All of Jesus’ teaching on prayer in the Gospels can be summarized with one word: ask. His greatest concern is that our failure or reluctance to ask keeps us distant from God. But that is not the only reason he tells us to ask anything. God wants to give us good gifts. He loves to give.

— Paul E. Miller, A Praying Life, p. 134

Being Right

Maybe you are in the right. Maybe you are standing on the higher moral ground in this situation, and the other person is clearly wrong. You feel that someone ought to hold the person accountable, and so you are doing your best to bear witness to this injustice — afraid that if you don’t, no one will, and that person will get away with it. Something inside you doesn’t want an injustice to be allowed to stand, unchallenged and unrectified. So you remain attached to being right, but that attachment causes you to suffer. You are the one who is obsessed, and you are the one who is losing sleep over someone else’s actions — therefore, you are the one who will have stress-related health problems. Meanwhile, the villain in this story might be peacefully unconcerned about his wrongdoing and blissfully unaware of your rage — and he is sleeping just fine at night!

— Mary Hayes Grieco, Unconditional Forgiveness, p. 25

Reading as Remembering

But now, in reading my books of escape, I had found another way to respond. It was not a way to rid myself of sorrow but a way to absorb it. Through memory. While memory cannot take sorrow away or bring back the dead, remembering ensures that we always have the past with us, the bad moments but also the very, very good moments of laughter shared and meals eaten together and books discussed.

— Nina Sankovitch, Tolstoy and the Purple Chair, p. 72

Becoming Readers

Here is why I have hope for children who have fallen behind and why I call them developing readers instead of struggling ones: these students have the ability to become strong readers. They may lag behind their peers on the reading-development continuum, but they are still on the same path. What they need is support for where they are in their development and the chance to feel success as readers instead of experiencing reading failure. They also need to read and read. Time and time again, I have seen a heavy dose of independent reading, paired with explicit instruction in reading strategies, transform nonreaders into readers.

— Donalyn Miller, The Book Whisperer, p. 25

Here For You Always

“I am here for you always” — those are a lover’s words. They seek to calm the fear that lurks at the heart of every lover, the fear that one day we will be abandoned and again alone. We can celebrate these words. We can hold to them. It is God’s promise to us to never abandon us. It is this promise to which we must cling when we are in times of darkness.

— Julia Cameron, Faith and Will, p. 160

Sin Turned on Its Head

Sin and salvation are correlative terms. Salvation is not sin perfectly avoided, as the ego would prefer; but in fact, salvation is sin turned on its head and used in our favor. That is how transformative divine love is. If this is not the pattern, what hope is there for 99.9 percent of the world?

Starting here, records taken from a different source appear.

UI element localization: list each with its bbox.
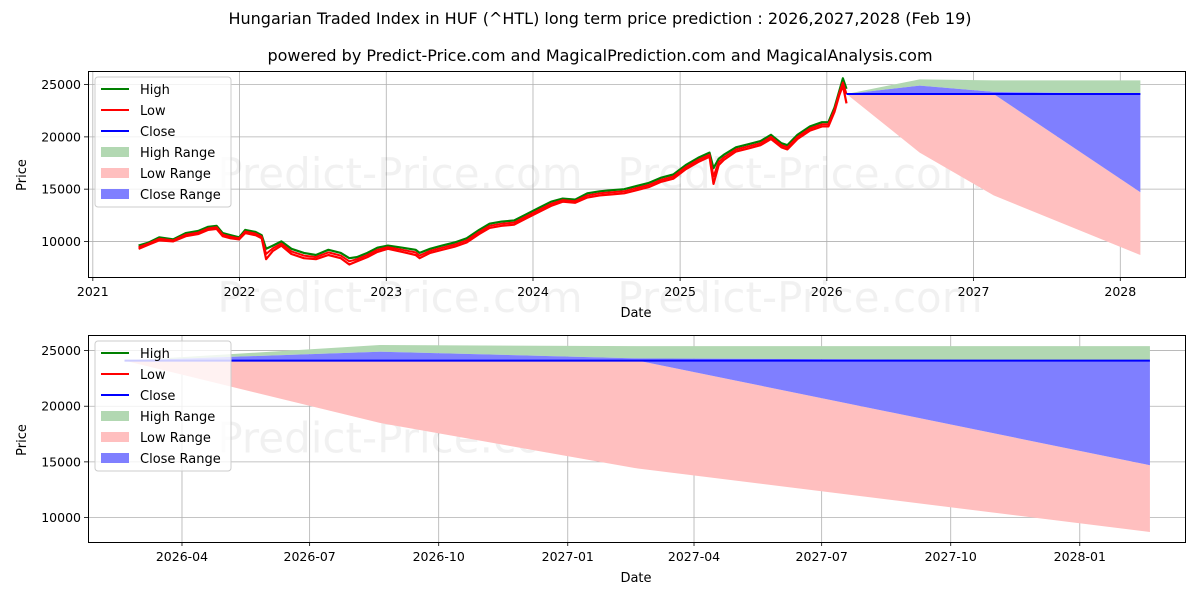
top-x-axis-label: Date	[620, 306, 651, 321]
x-tick-label: 2028-01	[1054, 549, 1106, 564]
x-tick-label: 2028	[1104, 284, 1136, 299]
y-tick-label: 15000	[41, 182, 81, 197]
top-axis-ticks: 10000 15000 20000 25000 2021 2022 2023 2024 2025…	[41, 77, 1136, 299]
top-y-axis-label: Price	[15, 159, 30, 191]
x-tick-label: 2027-01	[542, 549, 594, 564]
low-line	[138, 84, 848, 266]
low-range-band	[124, 360, 1150, 532]
legend-label: Close Range	[140, 188, 221, 203]
x-tick-label: 2027-10	[925, 549, 977, 564]
x-tick-label: 2021	[77, 284, 109, 299]
top-price-lines	[138, 77, 1141, 266]
legend-label: High Range	[140, 410, 215, 425]
legend-patch-swatch	[101, 147, 129, 157]
history-and-forecast-chart: Predict-Price.com Predict-Price.com Predic…	[15, 71, 1186, 322]
x-tick-label: 2025	[664, 284, 696, 299]
x-tick-label: 2022	[224, 284, 256, 299]
legend-label: Close	[140, 125, 175, 140]
legend-patch-swatch	[101, 189, 129, 199]
high-line	[138, 77, 848, 260]
legend-patch-swatch	[101, 168, 129, 178]
top-plot-frame	[88, 71, 1186, 278]
bottom-y-axis-label: Price	[15, 424, 30, 456]
legend-label: Low Range	[140, 431, 211, 446]
legend-label: Low	[140, 104, 166, 119]
legend-label: Low	[140, 368, 166, 383]
x-tick-label: 2026-10	[413, 549, 465, 564]
svg-text:Predict-Price.com: Predict-Price.com	[217, 273, 582, 322]
high-range-band	[846, 79, 1141, 95]
legend-label: High	[140, 83, 170, 98]
svg-text:Predict-Price.com: Predict-Price.com	[217, 149, 582, 198]
legend-label: Close Range	[140, 452, 221, 467]
x-tick-label: 2027	[958, 284, 990, 299]
bottom-forecast-ranges	[124, 345, 1150, 532]
legend-patch-swatch	[101, 411, 129, 421]
legend-patch-swatch	[101, 432, 129, 442]
x-tick-label: 2027-07	[796, 549, 848, 564]
y-tick-label: 10000	[41, 234, 81, 249]
legend-label: Low Range	[140, 167, 211, 182]
x-tick-label: 2027-04	[668, 549, 720, 564]
close-range-band	[124, 351, 1150, 466]
y-tick-label: 25000	[41, 77, 81, 92]
watermark: Predict-Price.com Predict-Price.com Predic…	[217, 149, 982, 322]
legend-label: High Range	[140, 146, 215, 161]
chart-title: Hungarian Traded Index in HUF (^HTL) lon…	[228, 9, 972, 28]
close-range-band	[846, 85, 1141, 193]
x-tick-label: 2023	[370, 284, 402, 299]
top-forecast-ranges	[846, 79, 1141, 256]
svg-text:Predict-Price.com: Predict-Price.com	[617, 273, 982, 322]
top-legend: High Low Close High Range Low Range Close Ran…	[94, 76, 232, 208]
bottom-x-axis-label: Date	[620, 571, 651, 586]
close-history-line	[138, 81, 848, 263]
x-tick-label: 2026-04	[156, 549, 208, 564]
chart-subtitle: powered by Predict-Price.com and Magical…	[267, 46, 933, 65]
bottom-plot-frame	[88, 335, 1186, 543]
high-range-band	[124, 345, 1150, 361]
y-tick-label: 20000	[41, 129, 81, 144]
x-tick-label: 2026-07	[284, 549, 336, 564]
legend-label: High	[140, 347, 170, 362]
y-tick-label: 25000	[41, 343, 81, 358]
legend-label: Close	[140, 389, 175, 404]
y-tick-label: 15000	[41, 454, 81, 469]
low-range-band	[846, 94, 1141, 256]
bottom-legend: High Low Close High Range Low Range Close Ran…	[94, 340, 232, 472]
bottom-axis-ticks: 10000 15000 20000 25000 2026-04 2026-07 2026-1…	[41, 343, 1106, 564]
y-tick-label: 20000	[41, 399, 81, 414]
y-tick-label: 10000	[41, 510, 81, 525]
x-tick-label: 2026	[811, 284, 843, 299]
x-tick-label: 2024	[517, 284, 549, 299]
legend-patch-swatch	[101, 453, 129, 463]
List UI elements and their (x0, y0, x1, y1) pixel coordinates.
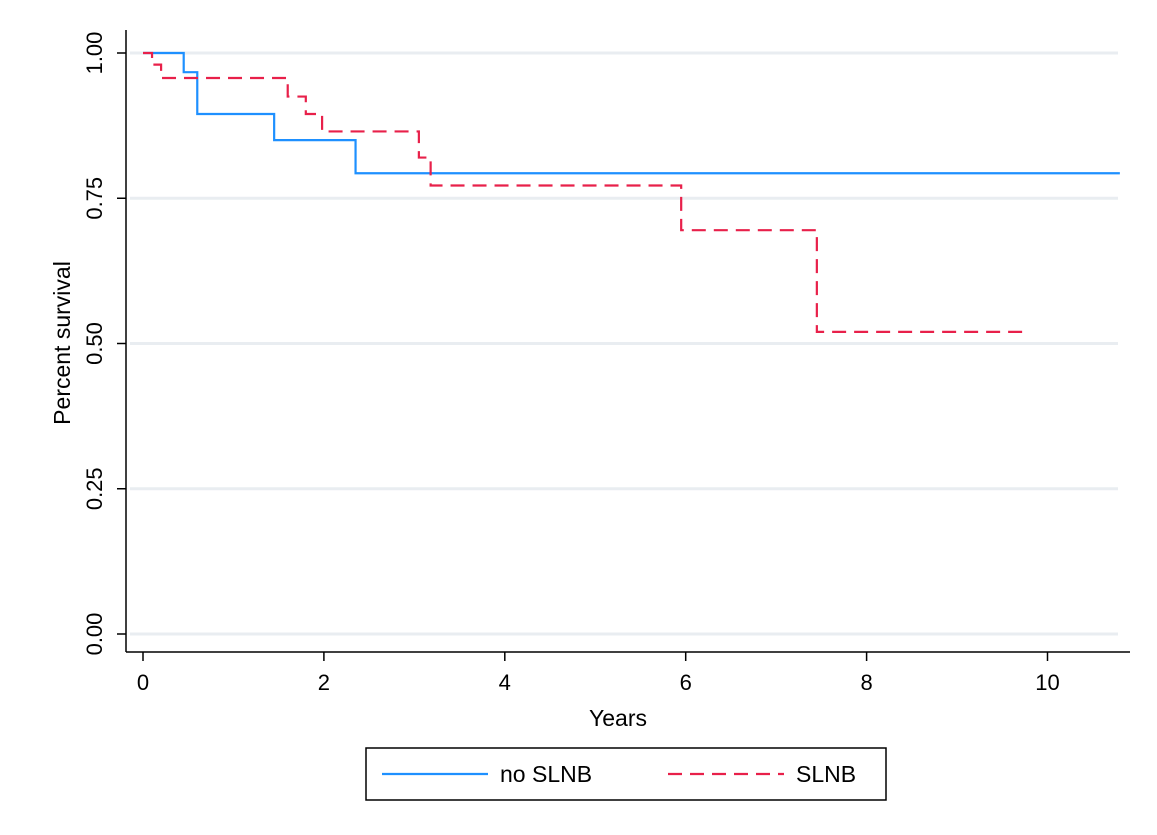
y-tick-label: 1.00 (82, 32, 107, 75)
x-tick-label: 10 (1035, 670, 1059, 695)
legend: no SLNB SLNB (365, 747, 887, 801)
x-axis-title: Years (589, 705, 647, 731)
x-tick-label: 2 (318, 670, 330, 695)
y-tick-label: 0.25 (82, 467, 107, 510)
grid-lines (130, 51, 1118, 636)
x-tick-label: 8 (860, 670, 872, 695)
series-line-slnb (143, 51, 1030, 333)
series-lines (143, 51, 1120, 333)
x-tick-label: 6 (680, 670, 692, 695)
y-tick-label: 0.50 (82, 322, 107, 365)
legend-label-slnb: SLNB (796, 761, 856, 787)
series-line-no-slnb (143, 51, 1120, 175)
x-tick-label: 4 (499, 670, 511, 695)
axes: 0.00 0.25 0.50 0.75 1.00 0 2 4 6 8 10 (82, 30, 1130, 695)
y-tick-label: 0.75 (82, 177, 107, 220)
y-axis-title: Percent survival (49, 261, 75, 425)
y-tick-label: 0.00 (82, 613, 107, 656)
x-tick-label: 0 (137, 670, 149, 695)
legend-label-no-slnb: no SLNB (500, 761, 592, 787)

— Richard Rohr, Falling Upward, p. 60


Stories have a way of changing faces. They are unruly things, undisciplined, given to delinquency and the throwing of erasers. This is why we must close them up into thick, solid books, so they cannot get out and cause trouble.

— Catherynne M. Valente, The Girl Who Circumnavigated Fairyland in a Ship of Her Own Making, p. 36

None of Our Business

Removing ourselves from the thick of a situation that is really none of our business is another way of interpreting the meaning of detachment. It doesn’t mean being uninterested in the people who are close to us or in the ultimate outcome of a situation that has ensnared one of them, or not caring about the well-being of anyone else. It simply means letting the affairs of others belong to those rightful parties. This is really good advice and definitely the advice we’d get from a wise grandparent or mentor or God if we sought God’s help.

— Karen Casey, Let Go Now, p. 84

Abuse and Blame

Women have been blamed by society for their unhappiness while being told by their abusers that they have nothing to complain about. Verbal abuse seems so inhuman, so bizarre to anyone seeking mutuality in a relationship that, no matter how deeply she understands that an abuser abuses because he abuses and not because of her, the survivor will almost always find it incredible that any human being would treat another that way. She will conclude, “He wouldn’t do this for no reason at all.” This is why the partner is confused by blame. It is as if she is just not something enough.

— Patricia Evans, Verbal Abuse Survivors Speak Out, p. 86


Distress stemming from our verbal communication could be markedly alleviated, even with those we presently find difficult, if we were more mindful of our words. If you wait for the other person to speak more skillfully you may have a long wait. You can only control you. If the other person responds favorably to your kinder words, that’s great. If not, then you get to practice patience. When viewed from an egoless perspective, it is a win-win situation.